Hands were reaching out all over the bar, a Briareus of orders. A young man bumped Charlie roughly as he pushed towards the bar. Charlie found himself pivoted on his own anger and his hand shot out to clamp on the young man’s arm, an automatic extension of his mood. Acting without thought, he forced the young man back, aware distantly of a faceful of amazement at the end of his arm, an expression that was undefined and smudged with beer, that receded steadily until it merged into a background of others, a press of lurid faces, each one wearing its preoccupation like a mask. Distended mouths. Blank eyes. Gargoyles pouring out words like water. Was this all people were meant to be? Begetters of aimless actions? Celebrators of nothing? He looked round the vivid faces. All worshipping their private totems. Frenzied dancers round a fire that fed on their own flesh. Faces and voices fading inconspicuously into the dark. Unnoticed. Others took their place. No questions asked. Just be yourself. Don’t impinge on anybody else. And don’t let them impinge on you. Be casual. The password to manhood. Don’t care about things. Pretend that nothing is happening. Let each one die in lonely innocence. Never seek to know who lives behind the ridiculous pot-belly, the operational scar, the balding hair. It was all an extended joke. This was the refined way to die. Decorate the void with pointless little actions and concerns. Like his father’s grave. A hole covered with flowers. How long can you go on shutting out the smell of death with
the scent of flowers? The flowers withered too. How long could you conceal meaninglessness behind clusters of little actions that stemmed only from their own purpose? How long could conviction last that was rooted in error? How long could you feed on lies before you were mortally sick? Some time you had to say ‘Enough!’ There had to be a time when you threw them back in their faces, when you said no to the easy smiles and the calm assurance and the unquestioning acceptance and the laughing intoxicated faces and Andy being sad and Jim being elaborately funny.

Suddenly he blundered from the bar and into the toilet. Almost before the door swung shut behind him, he vomited. An old man wavered on the edge of his awareness, seeming as distant as a tree on the horizon. While Charlie spewed, the old man buttoned his trousers and looked on philosophically.

“To much bad beer, son. Ah doot ye’ve been gettin’ the bottom o’ the barrel,’ he said, and went back into the bar.

In the bar Andy was drinking thoughtfully. Jim was apostrophizing his pint.

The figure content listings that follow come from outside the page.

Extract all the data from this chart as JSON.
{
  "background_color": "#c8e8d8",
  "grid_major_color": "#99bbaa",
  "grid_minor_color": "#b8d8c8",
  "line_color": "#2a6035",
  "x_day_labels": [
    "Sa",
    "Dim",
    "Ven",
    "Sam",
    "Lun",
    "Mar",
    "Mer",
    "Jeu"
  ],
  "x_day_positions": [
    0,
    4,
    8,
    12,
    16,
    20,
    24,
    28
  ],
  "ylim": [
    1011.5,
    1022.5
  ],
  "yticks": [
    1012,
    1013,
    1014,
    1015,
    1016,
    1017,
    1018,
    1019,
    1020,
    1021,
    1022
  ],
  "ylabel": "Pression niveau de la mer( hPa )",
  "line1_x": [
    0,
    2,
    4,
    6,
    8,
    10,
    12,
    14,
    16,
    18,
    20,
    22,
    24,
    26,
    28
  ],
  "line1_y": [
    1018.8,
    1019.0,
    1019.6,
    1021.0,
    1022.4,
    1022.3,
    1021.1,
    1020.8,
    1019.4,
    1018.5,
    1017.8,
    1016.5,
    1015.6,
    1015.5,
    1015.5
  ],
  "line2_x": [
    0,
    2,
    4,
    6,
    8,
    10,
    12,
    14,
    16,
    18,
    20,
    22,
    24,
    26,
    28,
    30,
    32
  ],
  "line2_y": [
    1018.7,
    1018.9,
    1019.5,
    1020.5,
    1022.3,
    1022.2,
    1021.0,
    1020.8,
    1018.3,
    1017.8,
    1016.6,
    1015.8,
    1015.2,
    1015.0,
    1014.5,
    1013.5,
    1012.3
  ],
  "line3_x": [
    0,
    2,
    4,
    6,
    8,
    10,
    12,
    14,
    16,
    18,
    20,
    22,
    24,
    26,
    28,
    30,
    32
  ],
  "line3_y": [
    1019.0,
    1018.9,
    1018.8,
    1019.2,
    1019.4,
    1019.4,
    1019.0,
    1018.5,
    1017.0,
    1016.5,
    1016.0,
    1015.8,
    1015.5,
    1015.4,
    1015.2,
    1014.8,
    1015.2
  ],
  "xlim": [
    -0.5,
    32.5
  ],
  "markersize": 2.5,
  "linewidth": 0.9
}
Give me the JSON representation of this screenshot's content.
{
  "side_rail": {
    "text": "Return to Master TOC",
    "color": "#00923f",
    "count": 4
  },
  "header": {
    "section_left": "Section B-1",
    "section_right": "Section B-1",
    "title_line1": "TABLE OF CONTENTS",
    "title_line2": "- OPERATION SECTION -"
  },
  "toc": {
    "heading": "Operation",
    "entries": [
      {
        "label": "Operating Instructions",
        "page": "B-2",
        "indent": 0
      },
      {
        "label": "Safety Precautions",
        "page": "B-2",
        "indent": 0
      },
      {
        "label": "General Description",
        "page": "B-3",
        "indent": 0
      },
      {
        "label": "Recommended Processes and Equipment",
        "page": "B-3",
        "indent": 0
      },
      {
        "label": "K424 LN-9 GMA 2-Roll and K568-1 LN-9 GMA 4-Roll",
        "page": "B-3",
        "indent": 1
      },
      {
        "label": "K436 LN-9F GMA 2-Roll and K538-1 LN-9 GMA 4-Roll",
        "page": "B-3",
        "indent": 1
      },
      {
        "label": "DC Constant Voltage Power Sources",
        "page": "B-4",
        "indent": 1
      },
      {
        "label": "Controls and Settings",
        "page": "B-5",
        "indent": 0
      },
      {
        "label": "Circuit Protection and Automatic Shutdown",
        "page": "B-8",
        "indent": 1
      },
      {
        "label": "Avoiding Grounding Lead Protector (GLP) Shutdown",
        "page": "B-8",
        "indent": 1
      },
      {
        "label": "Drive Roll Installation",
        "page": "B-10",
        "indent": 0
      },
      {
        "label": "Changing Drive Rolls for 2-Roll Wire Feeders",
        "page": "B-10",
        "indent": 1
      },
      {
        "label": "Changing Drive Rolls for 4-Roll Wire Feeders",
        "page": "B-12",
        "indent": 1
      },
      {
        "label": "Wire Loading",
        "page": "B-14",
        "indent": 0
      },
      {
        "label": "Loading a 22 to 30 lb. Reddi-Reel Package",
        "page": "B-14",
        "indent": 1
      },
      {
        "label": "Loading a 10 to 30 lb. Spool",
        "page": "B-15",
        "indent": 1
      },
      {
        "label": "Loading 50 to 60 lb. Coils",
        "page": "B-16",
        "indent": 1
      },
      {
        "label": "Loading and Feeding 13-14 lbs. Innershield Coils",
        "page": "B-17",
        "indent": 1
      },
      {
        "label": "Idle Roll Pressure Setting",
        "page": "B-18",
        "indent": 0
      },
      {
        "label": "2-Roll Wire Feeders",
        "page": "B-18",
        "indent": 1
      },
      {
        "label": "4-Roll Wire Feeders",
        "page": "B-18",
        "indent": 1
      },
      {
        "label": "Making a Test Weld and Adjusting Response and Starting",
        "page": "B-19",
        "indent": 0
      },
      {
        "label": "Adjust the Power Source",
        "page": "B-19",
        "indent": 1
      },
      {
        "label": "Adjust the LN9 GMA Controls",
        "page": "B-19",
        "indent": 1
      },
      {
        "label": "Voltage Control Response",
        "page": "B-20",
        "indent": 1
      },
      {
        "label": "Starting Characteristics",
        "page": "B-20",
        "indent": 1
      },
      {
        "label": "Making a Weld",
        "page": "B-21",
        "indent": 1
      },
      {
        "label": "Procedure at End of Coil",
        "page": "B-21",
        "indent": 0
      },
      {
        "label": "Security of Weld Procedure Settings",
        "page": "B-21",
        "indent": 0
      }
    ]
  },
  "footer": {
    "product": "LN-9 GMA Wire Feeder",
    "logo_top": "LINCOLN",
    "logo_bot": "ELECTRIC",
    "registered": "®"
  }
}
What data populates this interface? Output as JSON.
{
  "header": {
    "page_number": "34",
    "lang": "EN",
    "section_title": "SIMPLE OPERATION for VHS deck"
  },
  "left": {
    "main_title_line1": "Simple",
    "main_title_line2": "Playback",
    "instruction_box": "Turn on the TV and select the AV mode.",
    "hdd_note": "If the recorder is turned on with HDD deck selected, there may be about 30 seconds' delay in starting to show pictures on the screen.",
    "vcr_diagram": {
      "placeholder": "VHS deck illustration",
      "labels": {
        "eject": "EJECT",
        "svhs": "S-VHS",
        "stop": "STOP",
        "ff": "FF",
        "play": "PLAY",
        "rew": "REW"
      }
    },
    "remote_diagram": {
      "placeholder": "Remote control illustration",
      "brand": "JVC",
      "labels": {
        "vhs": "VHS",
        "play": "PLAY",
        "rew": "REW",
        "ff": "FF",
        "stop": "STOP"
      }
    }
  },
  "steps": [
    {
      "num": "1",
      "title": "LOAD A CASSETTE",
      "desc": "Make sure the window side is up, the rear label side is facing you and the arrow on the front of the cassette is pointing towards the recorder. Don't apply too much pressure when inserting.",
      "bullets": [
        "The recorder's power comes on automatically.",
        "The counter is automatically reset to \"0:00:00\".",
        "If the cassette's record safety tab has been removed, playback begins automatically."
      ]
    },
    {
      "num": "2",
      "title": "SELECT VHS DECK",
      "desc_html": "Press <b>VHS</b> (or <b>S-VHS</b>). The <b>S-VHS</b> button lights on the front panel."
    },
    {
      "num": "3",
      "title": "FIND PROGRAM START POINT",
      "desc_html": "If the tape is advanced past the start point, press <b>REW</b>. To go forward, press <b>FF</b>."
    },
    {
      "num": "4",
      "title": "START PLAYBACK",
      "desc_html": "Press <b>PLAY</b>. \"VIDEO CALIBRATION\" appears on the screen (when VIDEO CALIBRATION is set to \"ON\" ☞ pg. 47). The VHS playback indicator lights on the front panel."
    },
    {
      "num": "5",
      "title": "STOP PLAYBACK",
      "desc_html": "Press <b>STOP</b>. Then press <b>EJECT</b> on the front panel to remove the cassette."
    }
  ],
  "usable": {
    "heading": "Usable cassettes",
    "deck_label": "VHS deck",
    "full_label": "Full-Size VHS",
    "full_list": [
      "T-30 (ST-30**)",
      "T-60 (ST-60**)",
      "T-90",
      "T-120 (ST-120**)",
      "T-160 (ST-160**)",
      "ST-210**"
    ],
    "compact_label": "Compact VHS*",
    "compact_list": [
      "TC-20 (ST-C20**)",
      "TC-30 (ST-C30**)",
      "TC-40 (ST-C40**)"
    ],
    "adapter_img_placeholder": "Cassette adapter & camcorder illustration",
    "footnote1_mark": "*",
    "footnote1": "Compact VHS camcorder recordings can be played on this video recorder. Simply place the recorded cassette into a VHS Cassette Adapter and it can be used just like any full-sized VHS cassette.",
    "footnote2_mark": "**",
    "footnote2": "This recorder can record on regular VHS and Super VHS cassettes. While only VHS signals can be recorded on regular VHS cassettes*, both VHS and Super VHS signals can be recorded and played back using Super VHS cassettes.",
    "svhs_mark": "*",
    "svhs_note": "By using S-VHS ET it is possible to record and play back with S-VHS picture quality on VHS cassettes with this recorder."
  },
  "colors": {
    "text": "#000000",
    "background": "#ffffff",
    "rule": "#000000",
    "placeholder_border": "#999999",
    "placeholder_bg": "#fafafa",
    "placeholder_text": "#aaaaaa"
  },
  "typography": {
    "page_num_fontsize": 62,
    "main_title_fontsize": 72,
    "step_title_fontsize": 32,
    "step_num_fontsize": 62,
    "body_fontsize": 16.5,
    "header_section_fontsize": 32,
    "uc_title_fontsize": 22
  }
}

‘Aye,’ he said intimately, using his pint-glass like a microphone. ‘Ah’ve got it. A sudden inspiration. The Ellis Plan. How to turn failure to your advantage.’

Andy stood impassively beside him. He felt the night dim depressingly to boredom, like someone putting off street-lights in his head. They were swigging from the whisky bottle Jim had salvaged from the party’s wreck, shoving it to and fro along the counter. At last complete drunkenness, following them all night like a patient footpad, waiting for the right moment, had relieved them of sobriety.

‘I have called this press conference,’Jim said into what was left of his pint, ‘to inform youse of my latest venture. Everything to date in my life has only been a sort of preface to . . . Where the hell is Charlie?’

They faced each other across the question as if it was a misted pane of glass. The talk of the others in the bar ran out around them like water from an abandoned hose. Andy
peered at Jim, like someone trying to remember where he had seen him before. His hand waved vaguely.

‘Ah thought he went for a pee.’

‘But his pint’s no’ touched.’

Andy’s eyes detoured towards the counter to corroborate the statement. Understanding staggered after sight. The pint glass was full and losing its ruff of froth.

‘His pint’s no’ touched,’ Andy informed Jim.

‘He hasny touched it,’ Jim relayed to the upper air.

A few moments were consecrated to the interment of the news.